Arrhythmia; bradycardia; cardiac arrest; chest pain; chest tightness; hypertension; hypotension; shivering; shock; syncope; tachycardia.
Convulsions; disorientation; dizziness; headache; malaise; numbness; paresthesia; seizures; unconsciousness; unresponsiveness; weakness.
Brown skin and/or underlying tissue discoloration (staining); cyanosis; flushing; pruritus; purpura; rash; sweating; urticaria.
Abdominal pain; altered taste; diarrhea; nausea; vomiting.
Atrophy/fibrosis at injection site; cellulitis; inflammation; local phlebitis; pain/soreness at or near IM injection site; sterile abscess; swelling.
Arthralgia; arthritis; backache; myalgia.
Bronchospasm; dyspnea; respiratory arrest; wheezing.
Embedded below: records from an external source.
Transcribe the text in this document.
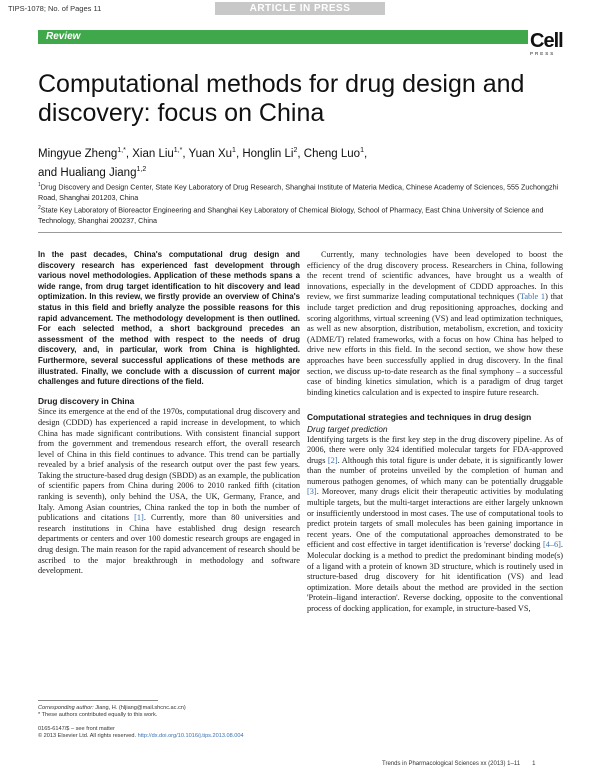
TIPS-1078; No. of Pages 11	ARTICLE IN PRESS
Review	Cell
PRESS
Computational methods for drug design and discovery: focus on China
Mingyue Zheng$^{1,*}$, Xian Liu$^{1,*}$, Yuan Xu$^1$, Honglin Li$^2$, Cheng Luo$^1$,
and Hualiang Jiang$^{1,2}$
$^1$Drug Discovery and Design Center, State Key Laboratory of Drug Research, Shanghai Institute of Materia Medica, Chinese Academy of Sciences, 555 Zuchongzhi Road, Shanghai 201203, China
$^2$State Key Laboratory of Bioreactor Engineering and Shanghai Key Laboratory of Chemical Biology, School of Pharmacy, East China University of Science and Technology, Shanghai 200237, China

In the past decades, China's computational drug design and discovery research has experienced fast development through various novel methodologies. Application of these methods spans a wide range, from drug target identification to hit discovery and lead optimization. In this review, we firstly provide an overview of China's status in this field and briefly analyze the possible reasons for this rapid advancement. The methodology development is then outlined. For each selected method, a short background precedes an assessment of the method with respect to the needs of drug discovery, and, in particular, work from China is highlighted. Furthermore, several successful applications of these methods are illustrated. Finally, we conclude with a discussion of current major challenges and future directions of the field.

Drug discovery in China

Since its emergence at the end of the 1970s, computational drug discovery and design (CDDD) has experienced a rapid increase in development, to which China has made significant contributions. With consistent financial support from the government and tremendous research effort, the overall research level of China in this field continues to advance. This trend can be partially revealed by a brief analysis of the research output over the past few years. Taking the structure-based drug design (SBDD) as an example, the publication of scientific papers from China during 2006 to 2010 ranked fifth (citation ranking is seventh), only behind the USA, the UK, Germany, France, and Italy. Among Asian countries, China ranked the top in both the number of publications and citations [1]. Currently, more than 80 universities and research institutions in China have established drug design research departments or centers and over 100 domestic research groups are engaged in drug design. The main reason for the rapid advancement of research should be ascribed to the major breakthrough in methodology and software development.

Currently, many technologies have been developed to boost the efficiency of the drug discovery process. Researchers in China, following the recent trend of scientific advances, have brought us a wealth of innovations, especially in the development of CDDD approaches. In this review, we first summarize leading computational techniques (Table 1) that include target prediction and drug repositioning approaches, docking and scoring algorithms, virtual screening (VS) and lead optimization techniques, as well as new absorption, distribution, metabolism, excretion, and toxicity (ADME/T) related frameworks, with a focus on how China has helped to drive new efforts in this field. In the second section, we show how these approaches have been successfully applied in drug discovery. In the final section, we discuss up-to-date research as the final symphony – a successful case of binding kinetics simulation, which is a paradigm of drug target binding kinetics calculation and is expected to inspire future research.

Computational strategies and techniques in drug design
Drug target prediction

Identifying targets is the first key step in the drug discovery pipeline. As of 2006, there were only 324 identified molecular targets for FDA-approved drugs [2]. Although this total figure is under debate, it is significantly lower than the number of proteins unveiled by the completion of human and numerous pathogen genomes, of which many can be potentially druggable [3]. Moreover, many drugs elicit their therapeutic activities by modulating multiple targets, but the multi-target interactions are either largely unknown or insufficiently understood in most cases. The use of computational tools to predict protein targets of small molecules has been gaining importance in recent years. One of the computational approaches demonstrated to be efficient and cost effective in target identification is 'reverse' docking [4–6]. Molecular docking is a method to predict the predominant binding mode(s) of a ligand with a protein of known 3D structure, which is routinely used in structure-based drug discovery for hit identification (VS) and lead optimization. More details about the method are provided in the section 'Protein–ligand interaction'. Reverse docking, opposite to the conventional process of docking application, for example, in structure-based VS,

Corresponding author: Jiang, H. (hljiang@mail.shcnc.ac.cn)
* These authors contributed equally to this work.
0165-6147/$ – see front matter
© 2013 Elsevier Ltd. All rights reserved. http://dx.doi.org/10.1016/j.tips.2013.08.004
Trends in Pharmacological Sciences xx (2013) 1–11 1
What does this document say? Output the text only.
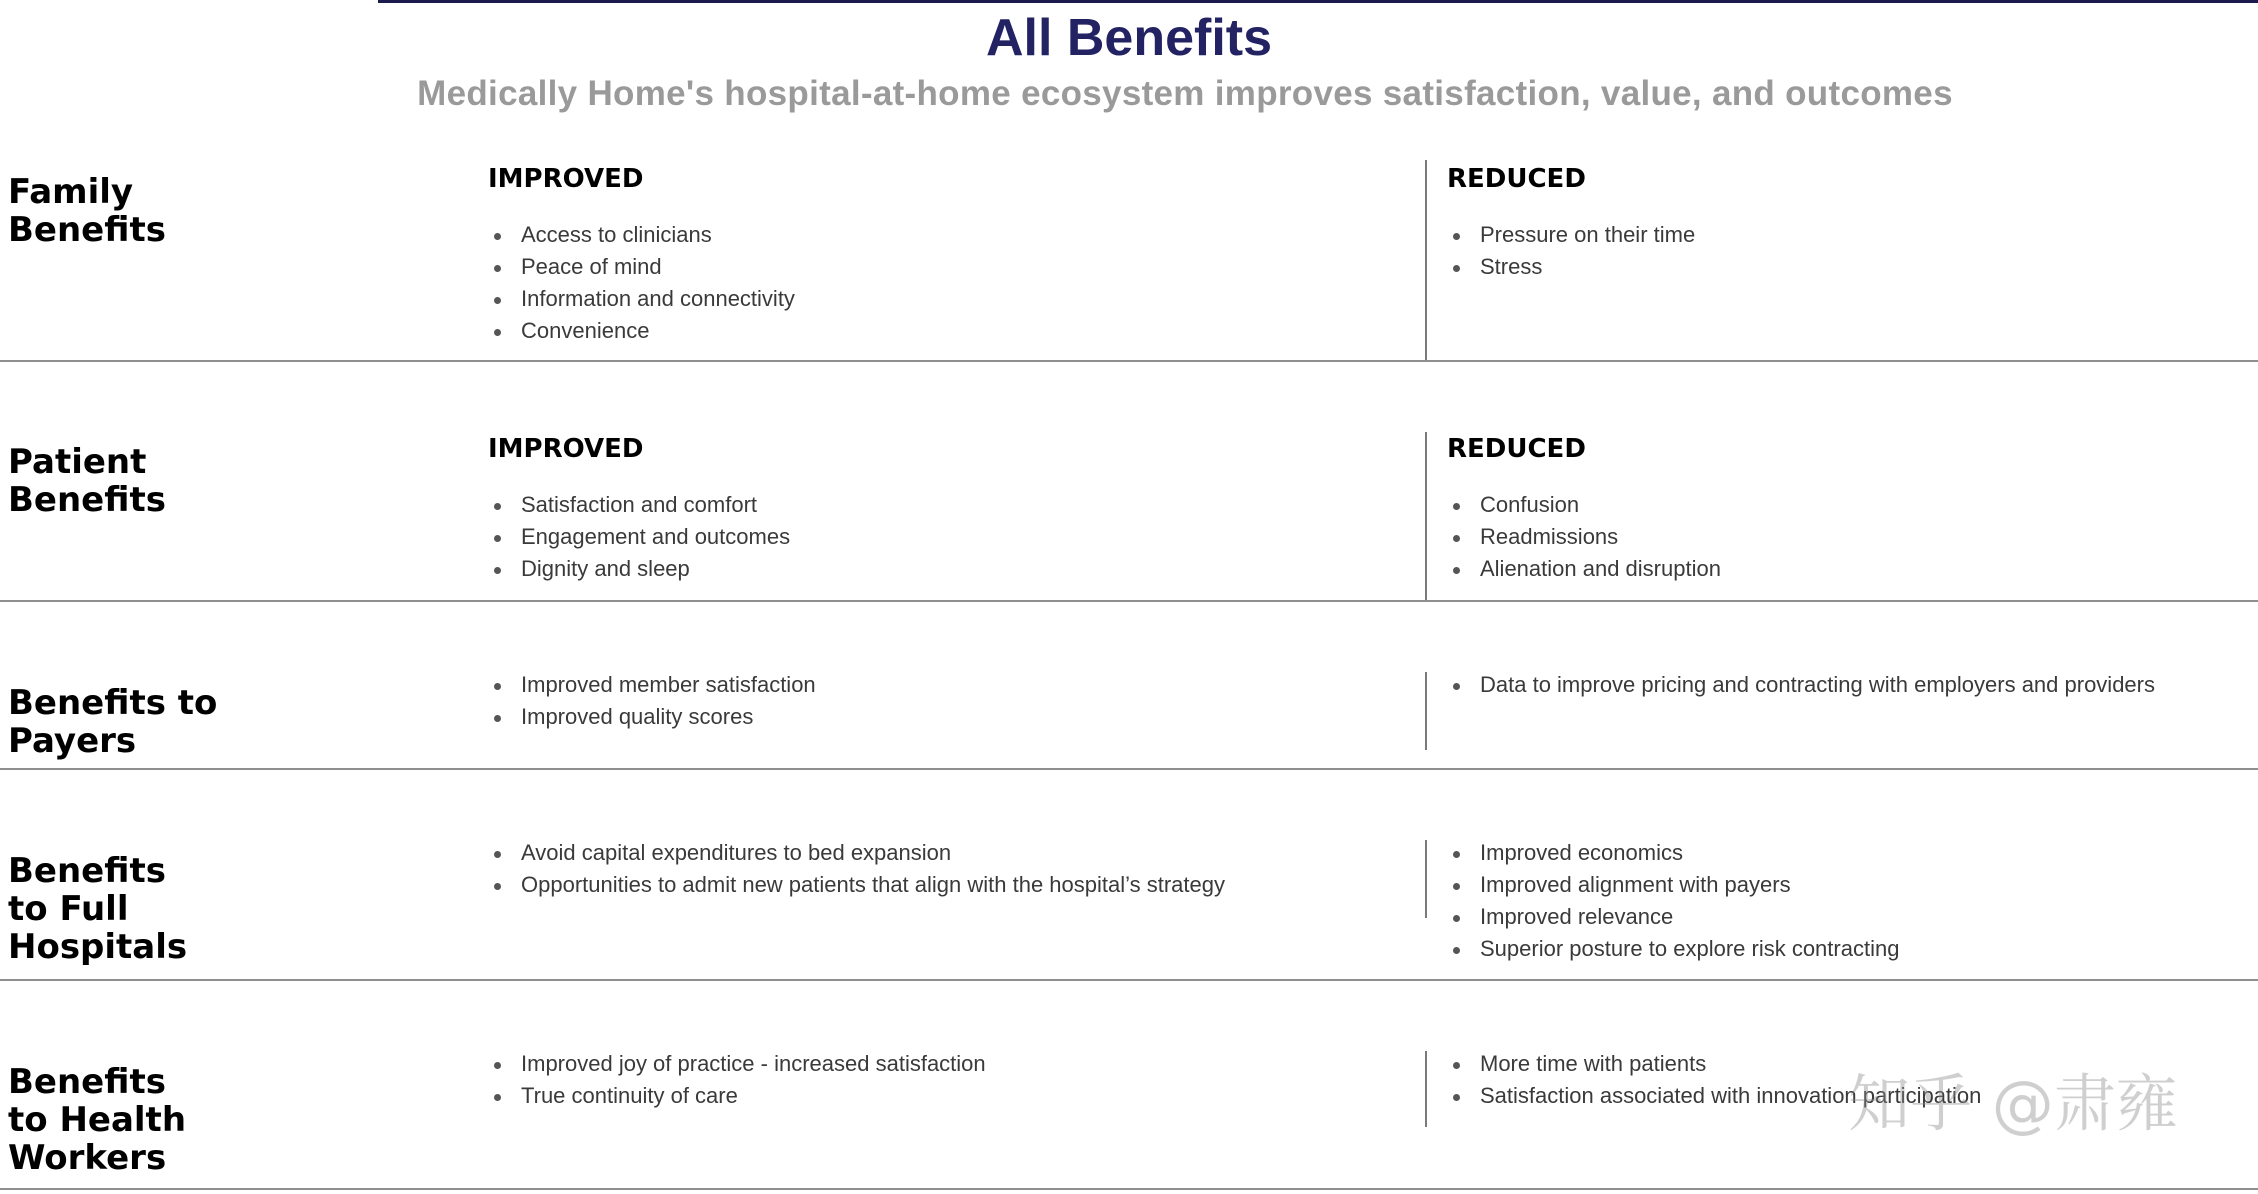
All Benefits
Medically Home's hospital-at-home ecosystem improves satisfaction, value, and outcomes
Family
Benefits
IMPROVED	REDUCED
Access to clinicians
Peace of mind
Information and connectivity
Convenience
Pressure on their time
Stress
Patient
Benefits
IMPROVED	REDUCED
Satisfaction and comfort
Engagement and outcomes
Dignity and sleep
Confusion
Readmissions
Alienation and disruption
Benefits to
Payers
Improved member satisfaction
Improved quality scores
Data to improve pricing and contracting with employers and providers
Benefits
to Full
Hospitals
Avoid capital expenditures to bed expansion
Opportunities to admit new patients that align with the hospital’s strategy
Improved economics
Improved alignment with payers
Improved relevance
Superior posture to explore risk contracting
Benefits
to Health
Workers
Improved joy of practice - increased satisfaction
True continuity of care
More time with patients
Satisfaction associated with innovation participation
知乎 @肃雍
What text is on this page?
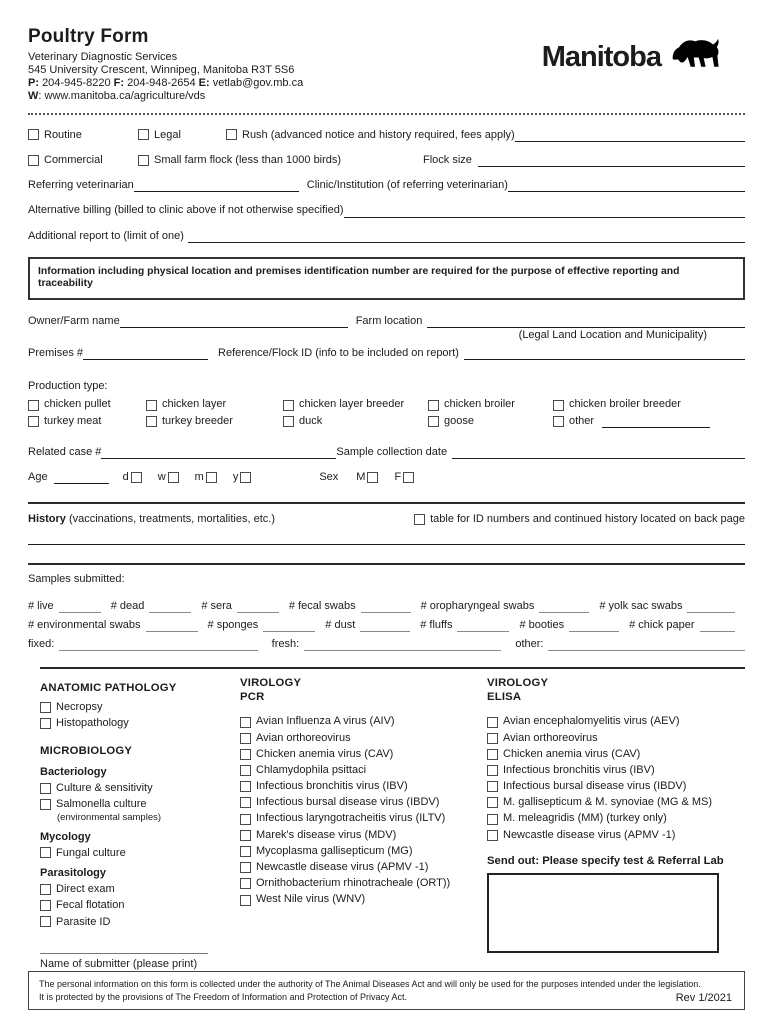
Poultry Form
Veterinary Diagnostic Services
545 University Crescent, Winnipeg, Manitoba R3T 5S6
P: 204-945-8220 F: 204-948-2654 E: vetlab@gov.mb.ca
W: www.manitoba.ca/agriculture/vds
Manitoba
Routine	Legal	Rush (advanced notice and history required, fees apply)
Commercial	Small farm flock (less than 1000 birds)	Flock size
Referring veterinarian	Clinic/Institution (of referring veterinarian)
Alternative billing (billed to clinic above if not otherwise specified)
Additional report to (limit of one)
Information including physical location and premises identification number are required for the purpose of effective reporting and traceability
Owner/Farm name	Farm location
(Legal Land Location and Municipality)
Premises #	Reference/Flock ID (info to be included on report)
Production type:
chicken pullet	chicken layer	chicken layer breeder	chicken broiler	chicken broiler breeder
turkey meat	turkey breeder	duck	goose	other
Related case #	Sample collection date
Age	d	w	m	y	Sex M	F
History (vaccinations, treatments, mortalities, etc.)	table for ID numbers and continued history located on back page
Samples submitted:
# live	# dead	# sera	# fecal swabs	# oropharyngeal swabs	# yolk sac swabs
# environmental swabs	# sponges	# dust	# fluffs	# booties	# chick paper
fixed:	fresh:	other:
ANATOMIC PATHOLOGY
Necropsy
Histopathology
MICROBIOLOGY
Bacteriology
Culture & sensitivity
Salmonella culture
(environmental samples)
Mycology
Fungal culture
Parasitology
Direct exam
Fecal flotation
Parasite ID
Name of submitter (please print)
VIROLOGY
PCR
Avian Influenza A virus (AIV)
Avian orthoreovirus
Chicken anemia virus (CAV)
Chlamydophila psittaci
Infectious bronchitis virus (IBV)
Infectious bursal disease virus (IBDV)
Infectious laryngotracheitis virus (ILTV)
Marek's disease virus (MDV)
Mycoplasma gallisepticum (MG)
Newcastle disease virus (APMV -1)
Ornithobacterium rhinotracheale (ORT))
West Nile virus (WNV)
VIROLOGY
ELISA
Avian encephalomyelitis virus (AEV)
Avian orthoreovirus
Chicken anemia virus (CAV)
Infectious bronchitis virus (IBV)
Infectious bursal disease virus (IBDV)
M. gallisepticum & M. synoviae (MG & MS)
M. meleagridis (MM) (turkey only)
Newcastle disease virus (APMV -1)
Send out: Please specify test & Referral Lab
The personal information on this form is collected under the authority of The Animal Diseases Act and will only be used for the purposes intended under the legislation.
It is protected by the provisions of The Freedom of Information and Protection of Privacy Act.	Rev 1/2021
Chills; delayed reactions (including arthralgia, backache, chills, dizziness, fever, headache, malaise, myalgia, nausea, vomiting); fatal anaphylaxis; febrile episodes.
Anaphylactic-type reactions (sometimes fatal) have occurred with parenteral use of product. A test dose should be administered prior to the first therapeutic dose of iron dextran. Observe patients for signs and symptoms of anaphylactic-type reactions during all administrations of iron dextran. Reserve for use only in patients with lab-confirmed iron deficiency who are unable to take oral iron.
Ensure Hgb, Hct, serum ferritin, and transferrin saturation are determined before starting therapy and periodically during treatment.BP
Monitor BP during infusion. If hypotension occurs, slow infusion rate. If hypotension continues, discontinue infusion and be prepared to treat appropriately.
Category C .
Not recommended in children younger than 4 mo of age.
Hypersensitivity, including anaphylaxis, may occur. Have epinephrine immediately available.
Use drug with extreme caution in severe hepatic function impairment.
Use drug with caution in patients with history of significant allergies/asthma.
Patients with iron deficiency anemia and rheumatoid arthritis may have acute exacerbation of joint pain and swelling after IV administration.
Adverse reactions of iron dextran may exacerbate CV complications in patients with preexisting CV disease.
Unwarranted therapy with parenteral iron will cause excess storage of iron and possibly cause exogenous hemosiderosis, especially in patients with hemoglobinopathies and other refractory anemias.
Infectious kidney disease
Do not administer during acute phase of infectious kidney disease.
Total dose infusions
Large IV doses have been associated with increased incidence of adverse reactions. The adverse reactions are usually delayed 1 to 2 days after administration and symptoms usually subside within 3 to 4 days.
- Advise patient that injectable iron is used when oral therapy has failed to produce a satisfactory response or if oral therapy is impossible.
- Advise patient that medication will be prepared and administered by health care provider and that medication will not be administered at home.
- Instruct patient to immediately inform health care provider if any of the following occur during, or shortly after, the administration of drug: light-headedness; weakness; anxiety; sweating; rapid heart beat; shortness of breath or difficulty breathing; swelling of the throat; rash; itching; chest, back, flank, or groin pain.
- Caution patient not to take oral iron supplements while receiving IV iron.